Morte é um ser ágil e cruel, mas normalmente nos permite um velório, um choro fúnebre, uma despedida digna, um punhado de terra sobre o caixão. Ninguém morre assim sem causa, sem desconfiar de quem arquiteta nossos sumiços, sem intuir a certeza calada que enxerga as sombras da madrugada e o capuz da covardia. Morte não é invisível, como esse troço de agora, pois sempre nos ofereceu o espanto, seja em que circunstância for.
Morte era quando a gente toda se reunia em meio a abraços, preces, café e reencontros, pra celebrar a existência e partida das pessoas queridas, como foi com Vô Montanha, Vó Rita, Vô Paulino, Tio Tato, Martinho da Bahia e Daniel do Koteban, mas dessa vez não.
Dona Inha se foi e nem sei qual foi seu último olhar sobre a vida. Tia Valda se recolheu sem nem mesmo receber nosso último pedido de benção e Tio Raimundo foi junto, logo depois, sem direito a visitas no leito e nem cerimônia final. Isso de agora só pode ser outra coisa. Morte é que não é.
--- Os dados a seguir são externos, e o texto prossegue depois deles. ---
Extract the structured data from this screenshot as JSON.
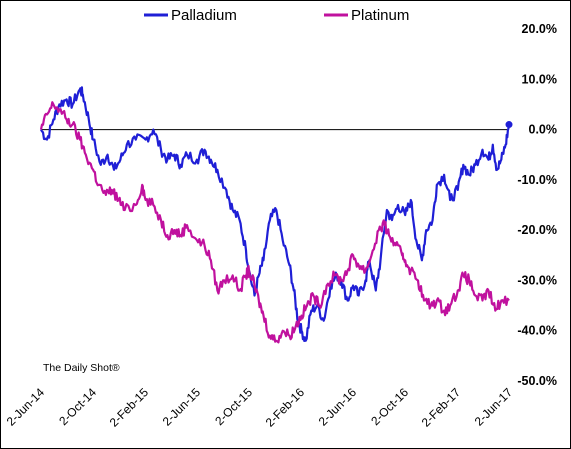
{
  "chart_data": {
    "type": "line",
    "watermark": "The Daily Shot®",
    "x_ticks": [
      "2-Jun-14",
      "2-Oct-14",
      "2-Feb-15",
      "2-Jun-15",
      "2-Oct-15",
      "2-Feb-16",
      "2-Jun-16",
      "2-Oct-16",
      "2-Feb-17",
      "2-Jun-17"
    ],
    "y_ticks": [
      "20.0%",
      "10.0%",
      "0.0%",
      "-10.0%",
      "-20.0%",
      "-30.0%",
      "-40.0%",
      "-50.0%"
    ],
    "ylim": [
      -50,
      20
    ],
    "xlim": [
      "2014-06-02",
      "2017-06-02"
    ],
    "legend_position": "top",
    "zero_line": true,
    "series": [
      {
        "name": "Palladium",
        "color": "#1f1fd6",
        "end_marker": true,
        "points": [
          [
            "2014-06-02",
            0
          ],
          [
            "2014-06-16",
            -2
          ],
          [
            "2014-07-01",
            2
          ],
          [
            "2014-07-15",
            5
          ],
          [
            "2014-08-01",
            6
          ],
          [
            "2014-08-15",
            5
          ],
          [
            "2014-09-01",
            8
          ],
          [
            "2014-09-08",
            7
          ],
          [
            "2014-09-22",
            2
          ],
          [
            "2014-10-02",
            -2
          ],
          [
            "2014-10-20",
            -7
          ],
          [
            "2014-11-05",
            -5
          ],
          [
            "2014-11-20",
            -8
          ],
          [
            "2014-12-05",
            -6
          ],
          [
            "2014-12-20",
            -3
          ],
          [
            "2015-01-10",
            -2
          ],
          [
            "2015-02-02",
            -2
          ],
          [
            "2015-02-20",
            0
          ],
          [
            "2015-03-10",
            -4
          ],
          [
            "2015-03-25",
            -6
          ],
          [
            "2015-04-10",
            -5
          ],
          [
            "2015-04-25",
            -7
          ],
          [
            "2015-05-10",
            -5
          ],
          [
            "2015-06-02",
            -6
          ],
          [
            "2015-06-20",
            -4
          ],
          [
            "2015-07-05",
            -6
          ],
          [
            "2015-07-20",
            -8
          ],
          [
            "2015-08-10",
            -12
          ],
          [
            "2015-08-25",
            -16
          ],
          [
            "2015-09-10",
            -18
          ],
          [
            "2015-09-25",
            -24
          ],
          [
            "2015-10-02",
            -28
          ],
          [
            "2015-10-15",
            -33
          ],
          [
            "2015-10-25",
            -29
          ],
          [
            "2015-11-05",
            -26
          ],
          [
            "2015-11-20",
            -18
          ],
          [
            "2015-12-05",
            -16
          ],
          [
            "2015-12-20",
            -22
          ],
          [
            "2016-01-05",
            -27
          ],
          [
            "2016-01-15",
            -32
          ],
          [
            "2016-01-25",
            -38
          ],
          [
            "2016-02-02",
            -40
          ],
          [
            "2016-02-12",
            -42
          ],
          [
            "2016-02-25",
            -36
          ],
          [
            "2016-03-10",
            -35
          ],
          [
            "2016-03-25",
            -38
          ],
          [
            "2016-04-10",
            -31
          ],
          [
            "2016-04-25",
            -29
          ],
          [
            "2016-05-05",
            -30
          ],
          [
            "2016-05-20",
            -34
          ],
          [
            "2016-06-02",
            -31
          ],
          [
            "2016-06-15",
            -33
          ],
          [
            "2016-07-01",
            -30
          ],
          [
            "2016-07-10",
            -26
          ],
          [
            "2016-07-25",
            -32
          ],
          [
            "2016-08-05",
            -26
          ],
          [
            "2016-08-20",
            -16
          ],
          [
            "2016-09-01",
            -18
          ],
          [
            "2016-09-15",
            -15
          ],
          [
            "2016-10-02",
            -17
          ],
          [
            "2016-10-15",
            -14
          ],
          [
            "2016-10-28",
            -22
          ],
          [
            "2016-11-10",
            -26
          ],
          [
            "2016-11-20",
            -20
          ],
          [
            "2016-12-05",
            -18
          ],
          [
            "2016-12-15",
            -11
          ],
          [
            "2017-01-01",
            -9
          ],
          [
            "2017-01-15",
            -14
          ],
          [
            "2017-02-02",
            -12
          ],
          [
            "2017-02-15",
            -7
          ],
          [
            "2017-03-01",
            -9
          ],
          [
            "2017-03-15",
            -7
          ],
          [
            "2017-04-01",
            -4
          ],
          [
            "2017-04-15",
            -6
          ],
          [
            "2017-04-25",
            -3
          ],
          [
            "2017-05-05",
            -8
          ],
          [
            "2017-05-15",
            -6
          ],
          [
            "2017-05-25",
            -3
          ],
          [
            "2017-06-02",
            1
          ]
        ]
      },
      {
        "name": "Platinum",
        "color": "#c0119e",
        "end_marker": false,
        "points": [
          [
            "2014-06-02",
            0
          ],
          [
            "2014-06-16",
            3
          ],
          [
            "2014-07-01",
            5
          ],
          [
            "2014-07-15",
            4
          ],
          [
            "2014-08-01",
            2
          ],
          [
            "2014-08-15",
            1
          ],
          [
            "2014-09-01",
            -2
          ],
          [
            "2014-09-15",
            -5
          ],
          [
            "2014-10-02",
            -8
          ],
          [
            "2014-10-15",
            -11
          ],
          [
            "2014-11-01",
            -13
          ],
          [
            "2014-11-15",
            -12
          ],
          [
            "2014-12-01",
            -14
          ],
          [
            "2014-12-15",
            -16
          ],
          [
            "2015-01-10",
            -15
          ],
          [
            "2015-01-25",
            -11
          ],
          [
            "2015-02-02",
            -14
          ],
          [
            "2015-02-20",
            -15
          ],
          [
            "2015-03-10",
            -18
          ],
          [
            "2015-03-25",
            -21
          ],
          [
            "2015-04-10",
            -20
          ],
          [
            "2015-04-25",
            -21
          ],
          [
            "2015-05-10",
            -19
          ],
          [
            "2015-06-02",
            -22
          ],
          [
            "2015-06-20",
            -23
          ],
          [
            "2015-07-05",
            -26
          ],
          [
            "2015-07-20",
            -32
          ],
          [
            "2015-08-05",
            -30
          ],
          [
            "2015-08-25",
            -29
          ],
          [
            "2015-09-10",
            -32
          ],
          [
            "2015-09-25",
            -29
          ],
          [
            "2015-10-02",
            -28
          ],
          [
            "2015-10-15",
            -31
          ],
          [
            "2015-10-25",
            -34
          ],
          [
            "2015-11-05",
            -37
          ],
          [
            "2015-11-20",
            -41
          ],
          [
            "2015-12-05",
            -42
          ],
          [
            "2015-12-20",
            -40
          ],
          [
            "2016-01-05",
            -41
          ],
          [
            "2016-01-20",
            -39
          ],
          [
            "2016-02-02",
            -37
          ],
          [
            "2016-02-15",
            -35
          ],
          [
            "2016-03-01",
            -33
          ],
          [
            "2016-03-15",
            -35
          ],
          [
            "2016-04-01",
            -31
          ],
          [
            "2016-04-20",
            -29
          ],
          [
            "2016-05-05",
            -30
          ],
          [
            "2016-05-20",
            -28
          ],
          [
            "2016-06-02",
            -25
          ],
          [
            "2016-06-15",
            -27
          ],
          [
            "2016-07-01",
            -28
          ],
          [
            "2016-07-15",
            -25
          ],
          [
            "2016-08-01",
            -20
          ],
          [
            "2016-08-15",
            -19
          ],
          [
            "2016-08-25",
            -21
          ],
          [
            "2016-09-10",
            -23
          ],
          [
            "2016-09-25",
            -25
          ],
          [
            "2016-10-02",
            -26
          ],
          [
            "2016-10-15",
            -28
          ],
          [
            "2016-11-01",
            -30
          ],
          [
            "2016-11-15",
            -34
          ],
          [
            "2016-12-01",
            -35
          ],
          [
            "2016-12-15",
            -34
          ],
          [
            "2017-01-01",
            -36
          ],
          [
            "2017-01-15",
            -35
          ],
          [
            "2017-02-02",
            -32
          ],
          [
            "2017-02-15",
            -29
          ],
          [
            "2017-03-01",
            -30
          ],
          [
            "2017-03-15",
            -33
          ],
          [
            "2017-04-01",
            -34
          ],
          [
            "2017-04-15",
            -32
          ],
          [
            "2017-05-01",
            -36
          ],
          [
            "2017-05-15",
            -34
          ],
          [
            "2017-06-02",
            -34
          ]
        ]
      }
    ]
  }
}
Morte é tão parte da gente que chega a ser ingênua comparada a tudo que tá acontecendo. Morte dependendo da situação permite até ser engambelada, assim como quando Iku (a Morte) é enganada por Euá pra livrar Orunmilá de sua perseguição, porque como ensina os itans, Iku foi criada por Obatalá com a seguinte condição: Só Oludumaré, o ser supremo, poderia decidir a hora de morrer de cada pessoa.
No tribunal de Ausar, no Kemet, Maat – Deusa da Verdade e Justiça-, pesa o coração das pessoas na travessia pro mistério. Pra adquirir a vida eterna, o coração deverá ser tão leve quanto a pluma de Maat. Do contrário, será entregue à Ammut, a devoradora, pondo fim à existência daquela alma. Mas ainda assim, neste caso, a Morte é só uma possibilidade.
No ciclo de vida-morte-vida a autora Clarissa Pinkola Estés explica diversas no livro Mulheres que correm com os Lobos, que esse processo é parte de um percurso de pequenas mortes (físicas, emocionais, ciclos, fases, etc.) que nos leva a uma nova possibilidade de vida, ou seja, toda Morte antecipa um renascimento, mas essa desilusão, desencantamento e medo permanente que reinam agora entre nós, só pode ser outra coisa, Morte é que num é.
Morte, assim como qualquer manifestação, deixa de existir quando não acreditamos e não tememos mais sua existência. É como a história de algumas entidades sagradas que perdem força em determinados contextos e deixam de ter presença porque ninguém mais faz voto de crença nelas.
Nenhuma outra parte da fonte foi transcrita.